ChatGPT, an artificial intelligence (AI) chatbot, has become a trending topic since it hit the tech scene. 

However, an investigative report has been released that details the alleged exploitation to improve it.

According to TIME, OpenAI — the creator of ChatGPT — is said to have outsourced Kenyan workers who earned less than $2 per hour to make the chatbot less toxic.

The workers are under Sama, a San Francisco-based firm that hires people in Kenya, Uganda, and India. The report details that OpenAI had the goal of feeding an AI “with labeled examples of violence, hate speech, and sexual abuse, and that tool could learn to detect those forms of toxicity in the wild.”

Then, to get those labels, the company sent tens of thousands of snippets of text pulled from the dark web to Sama in November 2021.

The firm alleges that there were three contracts worth $200,000 and the Kenyan workers were to be paid $12.50 per hour.

“Despite the foundational role played by these data enrichment professionals, a growing body of research reveals the precarious working conditions these workers face,” said Partnership on AI, a coalition of AI orgs that OpenAI is actually a part of, per the outlet. “This may be the result of efforts to hide AI’s dependence on this large labor force when celebrating the efficiency gains of technology. Out of sight is also out of mind.”

In addition to allegedly being underpaid, the Kenyan workers say that they were “mentally scarred” from the text they had to read through.
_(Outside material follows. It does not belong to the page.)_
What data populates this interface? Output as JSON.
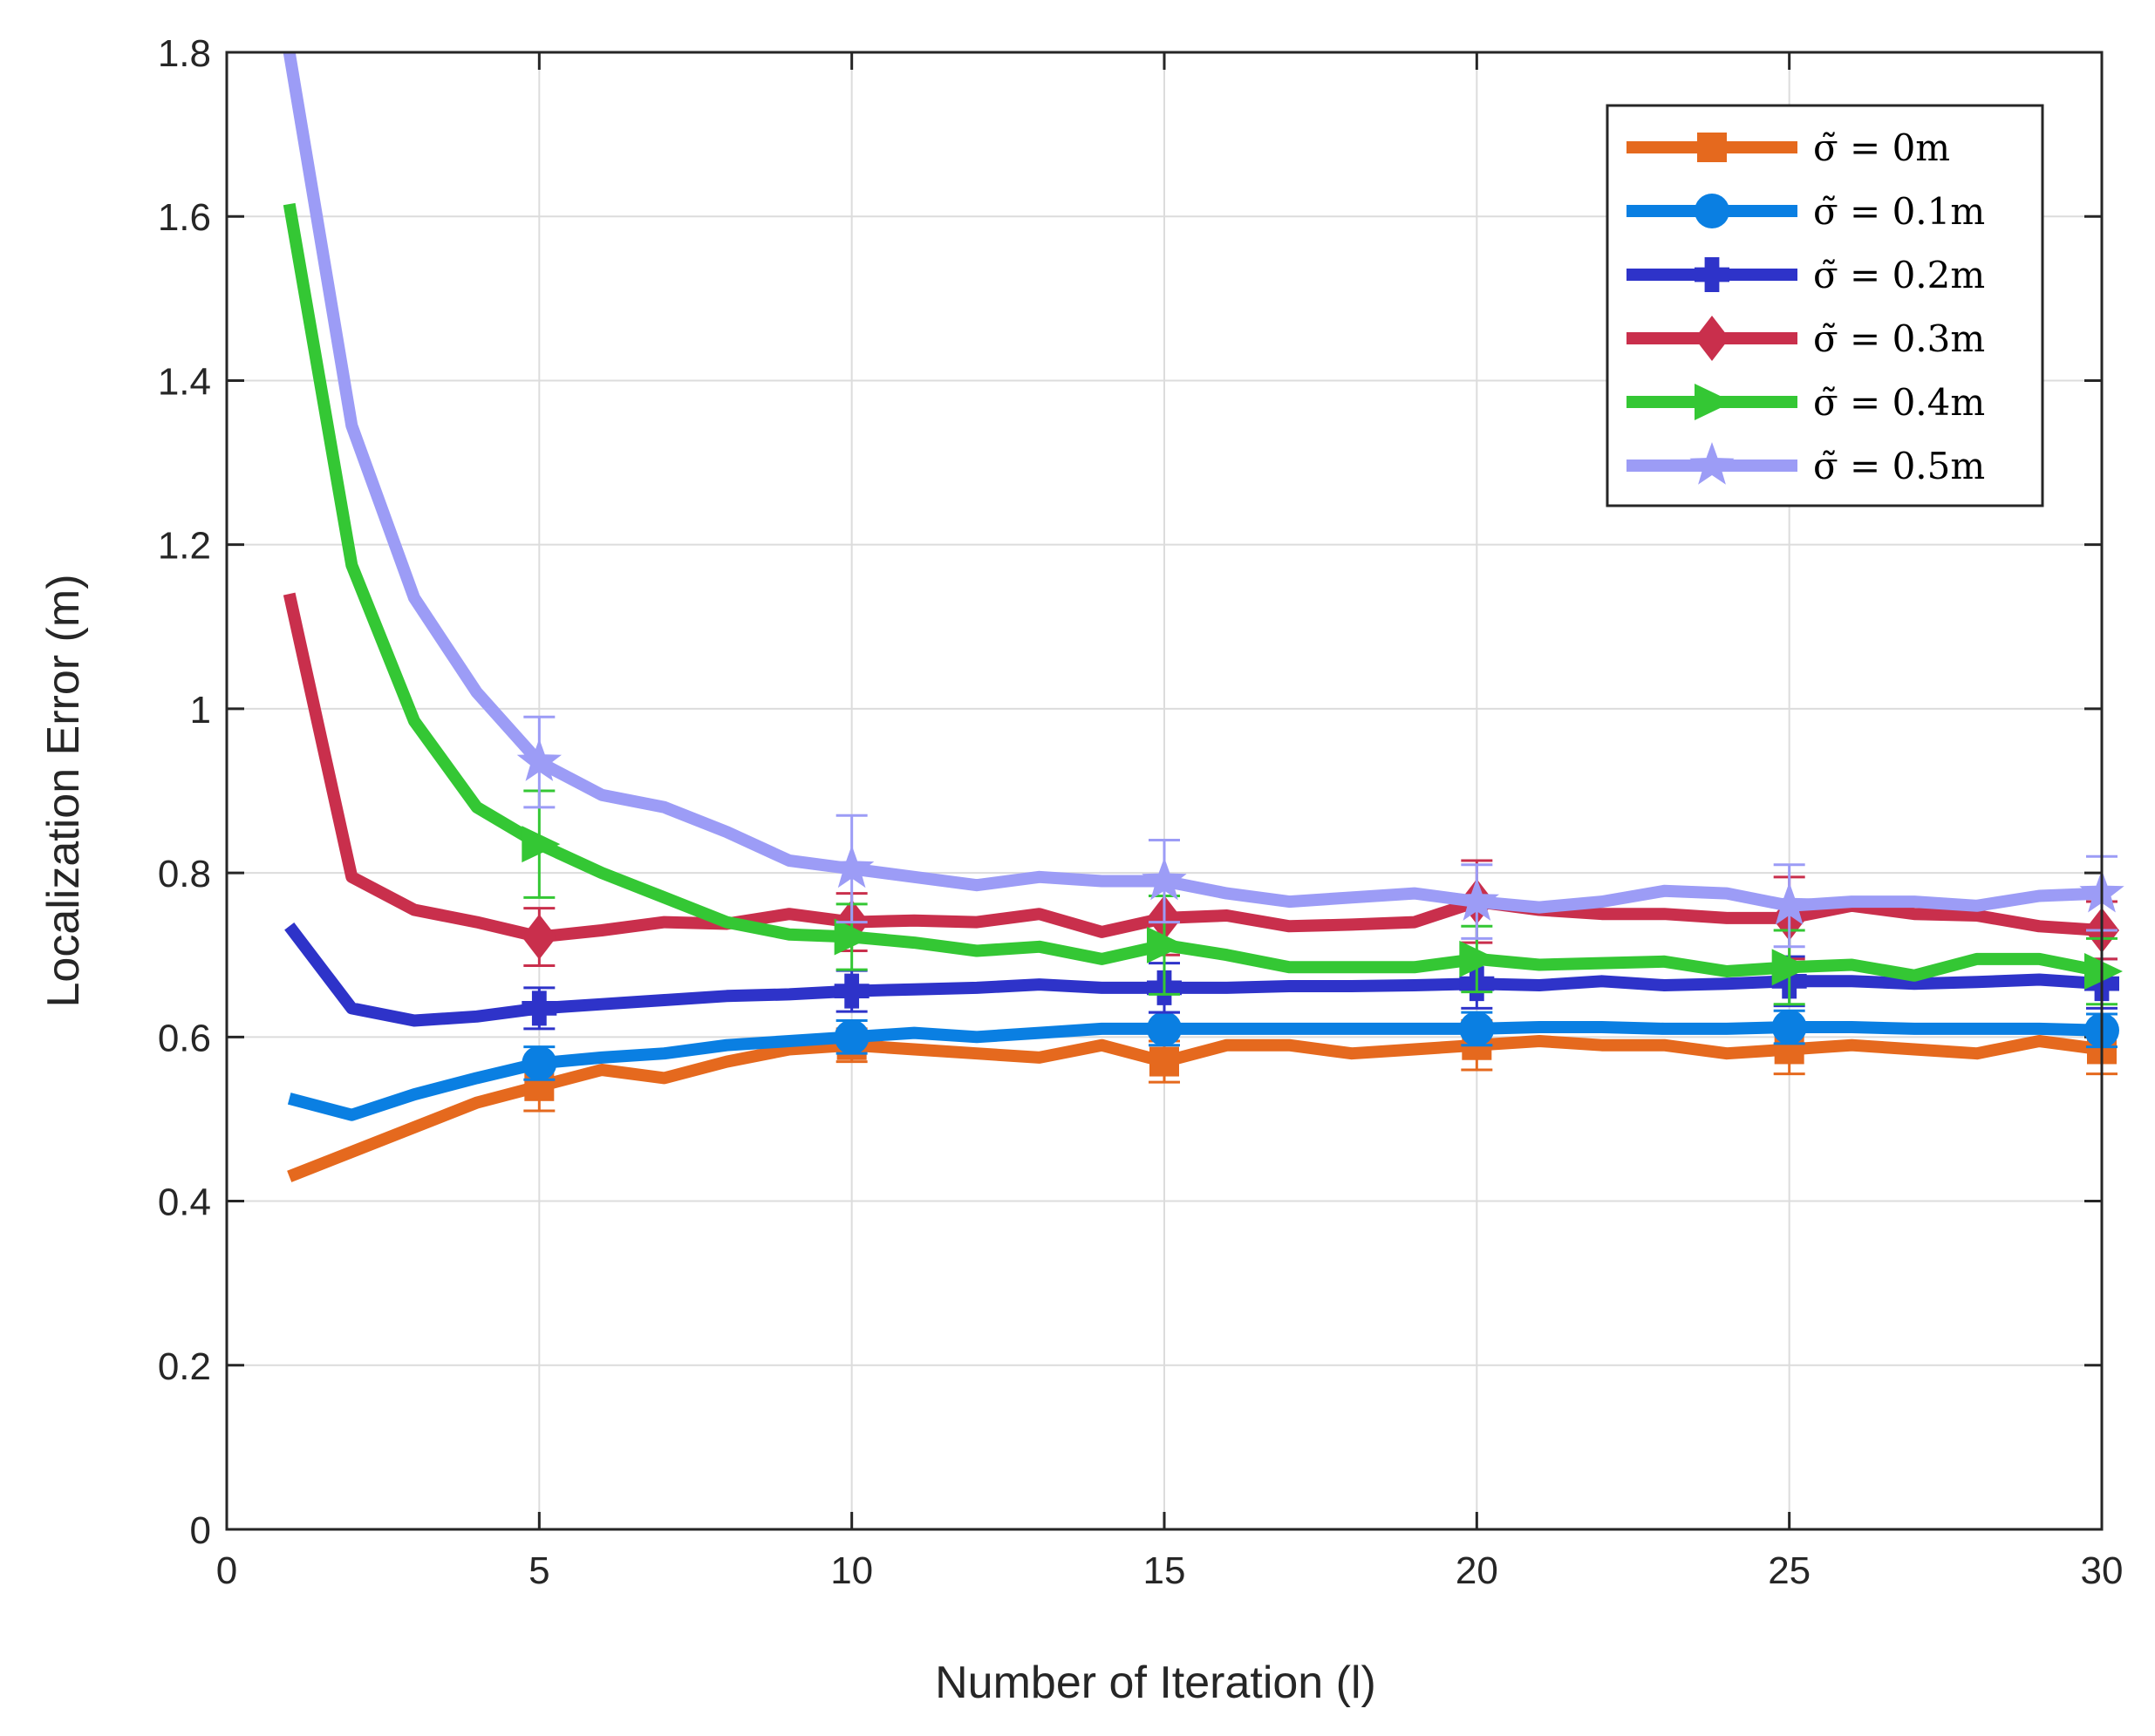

“That was torture,” one anonymous Sama worker said. “You will read a number of statements like that all through the week. By the time it gets to Friday, you are disturbed from thinking through that picture.”

Due to the alleged traumatic work environment, Sama canceled all of its work early for OpenAI in February 2022. In turn, the two parties came to an agreement that the original $200,000 wouldn’t be paid. OpenAI claims that the contracts were worth “about $150,000 over the course of the partnership.”

In regard to the effect of the labeling on Sama workers’ mental health, OpenAI shared a statement.

“…we take the mental health of our employees and those of our contractors very seriously,” an OpenAI spokesperson stated. “Our previous understanding was that [at Sama] wellness programs and 1:1 counseling were offered, workers could opt out of any work without penalization, exposure to explicit content would have a limit, and sensitive information would be handled by workers who were specifically trained to do so.”